Semi-Supervised Junction Tree Variational Autoencoder for Molecular Property Prediction
This work addresses molecular property prediction for drug discovery and computational chemistry, offering an incremental improvement by incorporating semi-supervised learning into an existing generative model.
The authors tackled the problem of molecular property prediction with limited labeled data by proposing SeMole, a semi-supervised method that augments Junction Tree Variational Autoencoders, and demonstrated its benefits on the ZINC dataset with three molecular properties.
Molecular Representation Learning is essential to solving many drug discovery and computational chemistry problems. It is a challenging problem due to the complex structure of molecules and the vast chemical space. Graph representations of molecules are more expressive than traditional representations, such as molecular fingerprints. Therefore, they can improve the performance of machine learning models. We propose SeMole, a method that augments the Junction Tree Variational Autoencoders, a state-of-the-art generative model for molecular graphs, with semi-supervised learning.
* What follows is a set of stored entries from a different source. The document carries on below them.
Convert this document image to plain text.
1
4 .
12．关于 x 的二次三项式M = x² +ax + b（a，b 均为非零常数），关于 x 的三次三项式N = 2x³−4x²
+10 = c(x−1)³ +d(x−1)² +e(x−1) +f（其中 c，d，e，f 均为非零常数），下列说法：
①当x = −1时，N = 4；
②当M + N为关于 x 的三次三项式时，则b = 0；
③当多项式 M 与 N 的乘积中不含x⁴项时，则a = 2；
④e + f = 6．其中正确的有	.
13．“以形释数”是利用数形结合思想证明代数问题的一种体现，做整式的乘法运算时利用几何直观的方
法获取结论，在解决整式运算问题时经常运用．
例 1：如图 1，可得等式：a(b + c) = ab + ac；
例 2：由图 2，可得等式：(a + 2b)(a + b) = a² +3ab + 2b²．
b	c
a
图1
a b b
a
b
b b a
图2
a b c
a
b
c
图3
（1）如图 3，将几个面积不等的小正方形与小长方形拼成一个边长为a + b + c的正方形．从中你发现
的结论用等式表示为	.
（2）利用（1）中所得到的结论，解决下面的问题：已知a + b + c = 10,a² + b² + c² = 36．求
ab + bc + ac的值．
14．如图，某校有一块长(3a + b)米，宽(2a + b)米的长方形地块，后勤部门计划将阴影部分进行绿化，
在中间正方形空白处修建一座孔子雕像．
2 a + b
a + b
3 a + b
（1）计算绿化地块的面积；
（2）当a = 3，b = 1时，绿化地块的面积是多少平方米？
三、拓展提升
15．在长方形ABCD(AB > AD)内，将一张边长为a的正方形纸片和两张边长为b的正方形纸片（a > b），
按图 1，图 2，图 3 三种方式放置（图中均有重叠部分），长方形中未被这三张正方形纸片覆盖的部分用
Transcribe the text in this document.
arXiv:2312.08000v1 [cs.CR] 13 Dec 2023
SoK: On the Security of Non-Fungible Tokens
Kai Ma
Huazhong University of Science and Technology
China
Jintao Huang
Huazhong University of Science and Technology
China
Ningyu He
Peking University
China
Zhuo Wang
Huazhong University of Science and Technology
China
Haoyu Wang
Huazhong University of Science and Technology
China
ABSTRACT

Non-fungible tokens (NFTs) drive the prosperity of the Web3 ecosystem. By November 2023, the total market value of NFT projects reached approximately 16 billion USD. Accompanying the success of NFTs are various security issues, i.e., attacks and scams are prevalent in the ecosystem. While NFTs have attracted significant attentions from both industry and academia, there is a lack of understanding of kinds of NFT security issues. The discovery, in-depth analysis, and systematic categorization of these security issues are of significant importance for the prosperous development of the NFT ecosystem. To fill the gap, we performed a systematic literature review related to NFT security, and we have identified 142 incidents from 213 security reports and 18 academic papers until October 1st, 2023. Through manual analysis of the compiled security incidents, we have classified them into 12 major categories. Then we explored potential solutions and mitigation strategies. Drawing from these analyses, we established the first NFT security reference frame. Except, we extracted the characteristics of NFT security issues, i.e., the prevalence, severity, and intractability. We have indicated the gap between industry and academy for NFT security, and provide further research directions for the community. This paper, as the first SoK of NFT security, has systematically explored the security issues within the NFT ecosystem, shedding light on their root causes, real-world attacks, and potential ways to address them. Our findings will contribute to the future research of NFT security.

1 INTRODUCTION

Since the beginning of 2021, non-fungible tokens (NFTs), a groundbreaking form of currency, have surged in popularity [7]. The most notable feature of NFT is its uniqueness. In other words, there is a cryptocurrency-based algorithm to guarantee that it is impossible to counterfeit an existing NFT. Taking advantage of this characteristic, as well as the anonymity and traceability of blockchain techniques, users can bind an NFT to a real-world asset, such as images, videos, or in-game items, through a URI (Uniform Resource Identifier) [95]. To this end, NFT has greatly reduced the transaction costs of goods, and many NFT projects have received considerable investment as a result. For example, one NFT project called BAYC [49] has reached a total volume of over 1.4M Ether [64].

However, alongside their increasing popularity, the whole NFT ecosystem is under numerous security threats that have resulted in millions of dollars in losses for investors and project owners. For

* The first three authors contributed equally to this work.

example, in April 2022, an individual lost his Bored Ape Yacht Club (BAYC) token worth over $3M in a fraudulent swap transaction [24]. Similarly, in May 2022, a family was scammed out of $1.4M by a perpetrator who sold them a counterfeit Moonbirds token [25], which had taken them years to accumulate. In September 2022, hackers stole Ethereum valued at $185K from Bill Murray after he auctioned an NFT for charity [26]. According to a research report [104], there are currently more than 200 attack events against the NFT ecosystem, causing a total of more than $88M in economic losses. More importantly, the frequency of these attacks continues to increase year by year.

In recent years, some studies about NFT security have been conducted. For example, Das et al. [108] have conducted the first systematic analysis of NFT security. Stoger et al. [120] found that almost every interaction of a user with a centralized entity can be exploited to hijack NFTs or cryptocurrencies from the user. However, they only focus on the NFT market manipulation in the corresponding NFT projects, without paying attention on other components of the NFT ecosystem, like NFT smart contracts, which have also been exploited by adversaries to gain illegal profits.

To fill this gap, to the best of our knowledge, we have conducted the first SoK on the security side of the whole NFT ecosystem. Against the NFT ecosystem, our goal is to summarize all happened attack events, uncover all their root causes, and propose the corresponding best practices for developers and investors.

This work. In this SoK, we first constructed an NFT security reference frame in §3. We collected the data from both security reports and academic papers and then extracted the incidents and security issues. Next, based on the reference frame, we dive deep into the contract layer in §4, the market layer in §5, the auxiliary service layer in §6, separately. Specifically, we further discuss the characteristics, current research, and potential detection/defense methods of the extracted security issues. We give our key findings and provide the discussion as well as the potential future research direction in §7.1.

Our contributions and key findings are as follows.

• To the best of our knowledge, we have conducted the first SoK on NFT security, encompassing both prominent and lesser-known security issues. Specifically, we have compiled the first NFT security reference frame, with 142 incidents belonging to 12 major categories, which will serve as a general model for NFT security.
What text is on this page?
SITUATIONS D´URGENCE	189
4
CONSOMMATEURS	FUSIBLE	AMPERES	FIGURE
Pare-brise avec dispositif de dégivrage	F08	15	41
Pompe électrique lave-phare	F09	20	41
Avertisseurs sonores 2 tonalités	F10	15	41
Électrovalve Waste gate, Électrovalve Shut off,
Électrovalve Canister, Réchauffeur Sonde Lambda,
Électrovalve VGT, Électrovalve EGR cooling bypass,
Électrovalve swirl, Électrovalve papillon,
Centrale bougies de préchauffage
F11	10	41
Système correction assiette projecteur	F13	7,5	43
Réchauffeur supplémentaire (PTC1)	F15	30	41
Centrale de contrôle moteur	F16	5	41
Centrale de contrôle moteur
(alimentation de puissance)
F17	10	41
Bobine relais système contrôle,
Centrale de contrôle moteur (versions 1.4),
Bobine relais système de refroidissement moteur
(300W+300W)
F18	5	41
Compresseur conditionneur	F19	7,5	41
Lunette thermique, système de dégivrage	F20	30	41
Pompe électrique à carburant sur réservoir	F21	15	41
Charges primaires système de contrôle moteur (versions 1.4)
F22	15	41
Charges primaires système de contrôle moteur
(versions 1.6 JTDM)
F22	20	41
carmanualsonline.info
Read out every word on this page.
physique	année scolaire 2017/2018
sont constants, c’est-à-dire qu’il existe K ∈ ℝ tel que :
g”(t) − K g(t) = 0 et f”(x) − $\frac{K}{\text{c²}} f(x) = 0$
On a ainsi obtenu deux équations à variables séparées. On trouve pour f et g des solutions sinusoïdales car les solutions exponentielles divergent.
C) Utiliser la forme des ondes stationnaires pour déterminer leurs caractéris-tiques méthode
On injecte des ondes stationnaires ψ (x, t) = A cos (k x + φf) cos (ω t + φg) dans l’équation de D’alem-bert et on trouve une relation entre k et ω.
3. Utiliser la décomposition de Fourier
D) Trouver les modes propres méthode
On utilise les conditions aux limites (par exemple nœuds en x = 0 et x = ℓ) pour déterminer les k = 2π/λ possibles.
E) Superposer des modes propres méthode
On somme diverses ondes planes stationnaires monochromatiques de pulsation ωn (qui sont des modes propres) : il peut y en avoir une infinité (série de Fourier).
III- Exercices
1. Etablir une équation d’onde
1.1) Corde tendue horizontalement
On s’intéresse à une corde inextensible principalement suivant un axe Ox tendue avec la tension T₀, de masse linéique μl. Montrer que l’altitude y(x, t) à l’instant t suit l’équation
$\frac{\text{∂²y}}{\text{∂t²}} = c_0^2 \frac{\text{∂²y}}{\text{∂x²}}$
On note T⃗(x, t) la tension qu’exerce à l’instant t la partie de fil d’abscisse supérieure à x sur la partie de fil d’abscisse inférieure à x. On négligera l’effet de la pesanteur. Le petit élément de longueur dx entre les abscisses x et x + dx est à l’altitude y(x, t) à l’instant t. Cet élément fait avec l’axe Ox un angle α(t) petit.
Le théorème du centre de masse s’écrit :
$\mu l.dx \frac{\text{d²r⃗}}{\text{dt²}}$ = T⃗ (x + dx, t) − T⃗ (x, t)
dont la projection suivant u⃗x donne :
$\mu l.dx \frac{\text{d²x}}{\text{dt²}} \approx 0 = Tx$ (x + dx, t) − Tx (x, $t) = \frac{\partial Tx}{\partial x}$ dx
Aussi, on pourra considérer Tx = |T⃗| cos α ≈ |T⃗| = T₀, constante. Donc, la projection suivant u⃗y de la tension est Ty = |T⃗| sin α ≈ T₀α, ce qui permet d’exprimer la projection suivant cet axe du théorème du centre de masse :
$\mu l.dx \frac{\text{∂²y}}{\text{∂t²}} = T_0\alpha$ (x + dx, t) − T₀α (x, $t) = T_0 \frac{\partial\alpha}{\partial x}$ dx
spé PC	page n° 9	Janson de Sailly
SeMole aims to improve the accuracy of molecular property prediction when having limited labeled data by exploiting unlabeled data. We enforce that the model generates molecular graphs conditioned on target properties by incorporating the property into the latent representation. We propose an additional pre-training phase to improve the training process for our semi-supervised generative model. We perform an experimental evaluation on the ZINC dataset using three different molecular properties and demonstrate the benefits of semi-supervision.